Der deutsche Gesundheitsmarkt ist eine Planwirtschaft mit Preis- und Mengensteuerung und die Ärzte gehen auch nur dahin, wo das Geld zu holen ist. Die Älteren werden sich noch erinnern, wie vor gerade mal dreieinhalb Jahren zeitweise gar nichts mehr gemacht wurde als zu „impfen“, weil das halt Kohle in die Kassen spülte. Wer also keinen Termin erhält, kann sich damit trösten, dass der Arzt lieber mit was Anderem sein Konto aufbläht.
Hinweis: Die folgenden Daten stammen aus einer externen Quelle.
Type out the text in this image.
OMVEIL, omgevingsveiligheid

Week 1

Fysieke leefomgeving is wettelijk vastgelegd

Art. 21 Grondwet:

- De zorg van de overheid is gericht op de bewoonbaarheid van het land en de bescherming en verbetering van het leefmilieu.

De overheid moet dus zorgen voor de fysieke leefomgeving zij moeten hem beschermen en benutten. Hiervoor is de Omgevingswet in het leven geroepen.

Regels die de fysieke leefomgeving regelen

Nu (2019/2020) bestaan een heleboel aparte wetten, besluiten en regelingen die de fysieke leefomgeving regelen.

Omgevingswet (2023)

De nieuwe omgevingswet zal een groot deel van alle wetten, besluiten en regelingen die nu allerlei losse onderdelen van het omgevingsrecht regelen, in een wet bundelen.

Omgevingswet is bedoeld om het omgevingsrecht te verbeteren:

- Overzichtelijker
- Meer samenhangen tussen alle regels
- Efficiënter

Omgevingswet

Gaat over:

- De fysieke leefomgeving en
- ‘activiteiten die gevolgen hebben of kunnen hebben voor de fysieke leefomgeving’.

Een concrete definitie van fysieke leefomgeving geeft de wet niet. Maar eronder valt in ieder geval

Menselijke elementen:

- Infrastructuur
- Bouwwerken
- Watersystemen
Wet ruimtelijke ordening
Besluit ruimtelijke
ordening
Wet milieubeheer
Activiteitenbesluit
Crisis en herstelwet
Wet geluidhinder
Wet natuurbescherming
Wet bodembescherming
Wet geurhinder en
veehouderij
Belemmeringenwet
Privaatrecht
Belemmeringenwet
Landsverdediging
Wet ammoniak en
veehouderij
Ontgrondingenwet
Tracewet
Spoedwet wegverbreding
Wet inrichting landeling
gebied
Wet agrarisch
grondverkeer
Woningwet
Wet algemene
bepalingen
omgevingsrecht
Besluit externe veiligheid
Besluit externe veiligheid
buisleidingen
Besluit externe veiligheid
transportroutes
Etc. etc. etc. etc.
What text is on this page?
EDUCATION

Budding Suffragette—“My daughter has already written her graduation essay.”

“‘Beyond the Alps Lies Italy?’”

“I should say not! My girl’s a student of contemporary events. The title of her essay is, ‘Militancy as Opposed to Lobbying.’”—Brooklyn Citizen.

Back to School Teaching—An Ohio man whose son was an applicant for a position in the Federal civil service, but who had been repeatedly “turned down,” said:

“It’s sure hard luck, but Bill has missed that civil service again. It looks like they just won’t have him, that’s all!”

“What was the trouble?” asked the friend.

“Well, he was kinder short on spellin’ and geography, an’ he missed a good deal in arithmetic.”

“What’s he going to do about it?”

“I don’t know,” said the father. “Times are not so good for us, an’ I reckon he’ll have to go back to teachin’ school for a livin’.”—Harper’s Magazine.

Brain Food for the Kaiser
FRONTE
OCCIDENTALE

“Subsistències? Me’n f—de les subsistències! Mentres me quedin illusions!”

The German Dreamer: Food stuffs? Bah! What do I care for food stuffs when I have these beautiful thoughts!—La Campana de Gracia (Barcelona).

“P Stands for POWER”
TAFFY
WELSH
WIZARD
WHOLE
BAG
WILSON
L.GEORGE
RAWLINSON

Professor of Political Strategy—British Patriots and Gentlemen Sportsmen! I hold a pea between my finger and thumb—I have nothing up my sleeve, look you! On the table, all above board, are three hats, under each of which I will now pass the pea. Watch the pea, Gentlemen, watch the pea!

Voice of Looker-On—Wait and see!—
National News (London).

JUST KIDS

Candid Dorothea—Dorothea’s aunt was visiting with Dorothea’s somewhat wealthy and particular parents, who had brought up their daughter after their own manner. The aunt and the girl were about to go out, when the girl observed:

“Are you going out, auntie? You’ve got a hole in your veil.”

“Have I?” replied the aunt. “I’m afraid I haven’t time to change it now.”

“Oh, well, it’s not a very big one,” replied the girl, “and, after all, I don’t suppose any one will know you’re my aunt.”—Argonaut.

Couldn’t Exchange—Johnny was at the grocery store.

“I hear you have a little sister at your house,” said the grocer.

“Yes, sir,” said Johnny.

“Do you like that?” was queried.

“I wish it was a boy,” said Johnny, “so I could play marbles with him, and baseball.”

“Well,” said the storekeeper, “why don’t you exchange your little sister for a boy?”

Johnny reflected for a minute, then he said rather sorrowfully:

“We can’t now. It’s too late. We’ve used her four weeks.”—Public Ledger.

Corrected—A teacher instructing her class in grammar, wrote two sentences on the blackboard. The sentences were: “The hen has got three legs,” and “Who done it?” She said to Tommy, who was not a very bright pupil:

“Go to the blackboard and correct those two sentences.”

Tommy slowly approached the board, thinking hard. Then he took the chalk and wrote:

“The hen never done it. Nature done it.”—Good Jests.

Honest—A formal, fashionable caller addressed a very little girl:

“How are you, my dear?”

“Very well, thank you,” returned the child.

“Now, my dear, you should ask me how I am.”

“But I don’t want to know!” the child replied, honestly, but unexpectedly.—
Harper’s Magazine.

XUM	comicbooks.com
Am Ende der Fahnenstange wird es nur noch bestimmte Spezialisierungen geben: Schönheitschirurgen, Zahnärzte für Flüchtlinge, Ärzte für einträgliche Fliessbandbehandlungen (Hüftersatz, Augenlinsenersatz) usw.
Ich bin selber Arzt und weiß nicht genau, woran der Ärztemangel liegt. Natürlich gibt es 4 Mio (?) an Zuwanderern, aber die allein sind nicht ausschlaggebend. Meine Vermutung ist tatsächlich, dass die Zahl der bearbeiteten Patienten pro Arzt abgenommen hat. Das liegt sicher an der ganzen Bürokratie. Das liegt aber möglicherweise auch (oder vor allem?) an der Verweiblichung der Medizin. Im Artikel steht ja, dass Ärztinnen zu über 40% in Teilzeit arbeiten. Um der Erklärung auf die Spur zu kommen, brauchen wir die Angabe „Patientenfälle pro Arzt“ und „Behandlungsfälle pro Bürger.“ Ich weiß nicht, wo man diese Statistiken her bekommt. Möglicherweise vom statistischen Bundesamt. Kann sich ja ein Journalist mal mit der Recherche befassen. Personal ist ein Riesenproblem. Weiterhin produzieren die Hausärzte im jetzigen System sehr viel Arbeit, indem sie so gut wie jeden Patienten, der nicht nur eine Bagatellerkrankung hat, sofort zum Facharzt schicken. Daran ist aber auch die Anspruchshaltung der Patienten Schuld und nicht zuletzt auch die Furcht vor Klagen auf Behandlungsfehler. So und so kann man aber jetzt schon festhalten: Wir brauchen eine Männerquote für das Arztstudium, die werden wir aber nicht kriegen, weil politisch tabu. Und wir brauchen einen massiven Bürokratieabbau. Und wir brauchen einen Selbstbehalt für die Patienten. Und wir brauchen Studiengebühren, damit junge Leute statt Kulturwisisenschaftlerin Arzthelferin werden. Und wir müssen die Grenzen schließen.
Ich war mit meiner Mutter (80) in letzter Zeit mehrfach in der Rettungsstelle eines Berliner Krankenhauses. Beide Male hatte sie sich einen Bruch zugezogen.
Das erste Mal warteten wir 7, das zweite Mal zehn Stunden.
Die Leute in der Patientenaufnahme als „unfreundlich“ und „herablassend“ zu bezeichnen, wäre die Untertreibung des Jahres.
Die Ärzte hingegen waren freundlich, aber der Laden hoffnungslos überlastet.
Als sie vor Jahren nach einem Überfall (man hatte ihr das Becken, alle Rippen, das Schlüsselbein und das Augendach gebrochen) am Auge operiert werden sollte, stellte man vor dem OP fest, dass die Unterlagen nicht auffindbar seien. Man teilte mir mit, dass man jetzt trotzdem operieren wolle und zwar das rechte Auge. Ich lehnte als Betreuer meiner Mutter diesen Eingriff ab und ließ sie zurück aufs Zimmer verlegen. Später stellte sich heraus, dass das linke Augendach gebrochen war.
Machen wir uns nichts vor-es geht abwärts. In einem stetig steigenden Tempo.